NUNCA É TARDE PARA PENSAR NO FUTURO

NUNCA É TARDE PARA PENSAR NO FUTURO

2020-07-03T14:55:58+00:00 quarta-feira ,13/09/2017|

História do advogado Luiz Ferreira Daniel mostra que as portas para uma velhice tranquila não se fecham com o tempo

O bonde que leva ao futuro às vezes passa à nossa porta sem que percebamos. Qual é o momento de começar a poupar com vistas a uma velhice confortável? Quanto mais cedo melhor, mas nunca é tarde. Luiz Ferreira Daniel pegou seu bonde previdenciário aos 64 anos, 11 anos atrás. Em 2018, aos 76, irá desembarcar com a certeza de que seus dias serão mais tranquilos dali em diante.

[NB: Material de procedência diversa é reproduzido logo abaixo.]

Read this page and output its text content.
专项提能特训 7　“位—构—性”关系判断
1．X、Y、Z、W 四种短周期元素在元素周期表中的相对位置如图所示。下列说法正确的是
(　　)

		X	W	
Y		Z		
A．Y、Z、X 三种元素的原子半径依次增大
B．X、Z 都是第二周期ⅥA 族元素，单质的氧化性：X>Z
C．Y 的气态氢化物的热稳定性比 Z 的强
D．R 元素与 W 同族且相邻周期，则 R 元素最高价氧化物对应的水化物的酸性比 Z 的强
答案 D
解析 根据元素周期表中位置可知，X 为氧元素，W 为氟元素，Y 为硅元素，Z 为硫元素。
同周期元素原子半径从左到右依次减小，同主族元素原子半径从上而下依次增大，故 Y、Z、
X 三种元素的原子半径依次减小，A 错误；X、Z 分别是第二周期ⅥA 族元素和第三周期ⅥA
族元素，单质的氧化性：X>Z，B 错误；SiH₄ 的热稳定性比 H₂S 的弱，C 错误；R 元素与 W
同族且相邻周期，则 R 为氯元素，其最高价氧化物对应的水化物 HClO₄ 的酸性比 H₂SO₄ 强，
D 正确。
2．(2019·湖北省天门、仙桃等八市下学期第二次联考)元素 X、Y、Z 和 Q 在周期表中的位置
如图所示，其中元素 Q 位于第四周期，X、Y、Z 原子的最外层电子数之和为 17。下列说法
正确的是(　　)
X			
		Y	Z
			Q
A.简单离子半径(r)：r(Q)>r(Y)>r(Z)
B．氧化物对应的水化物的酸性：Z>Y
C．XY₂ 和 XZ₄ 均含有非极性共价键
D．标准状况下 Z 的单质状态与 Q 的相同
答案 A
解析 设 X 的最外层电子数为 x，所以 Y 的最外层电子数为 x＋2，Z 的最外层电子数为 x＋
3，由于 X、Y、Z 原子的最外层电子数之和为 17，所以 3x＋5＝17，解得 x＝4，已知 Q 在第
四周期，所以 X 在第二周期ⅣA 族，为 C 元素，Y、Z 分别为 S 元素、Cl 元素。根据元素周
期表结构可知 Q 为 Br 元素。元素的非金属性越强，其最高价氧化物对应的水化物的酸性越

“Não farei resgate total, mas usufruirei de benefícios mensais até liquidar meu saldo. Os valores são muito importantes no meu orçamento familiar, pois ainda trabalho e tenho muita despesa”, diz Daniel, advogado há 41 anos, casado e pai de duas filhas, advogadas como ele. “Sou um pai coruja e quero ajudá-las”, salienta.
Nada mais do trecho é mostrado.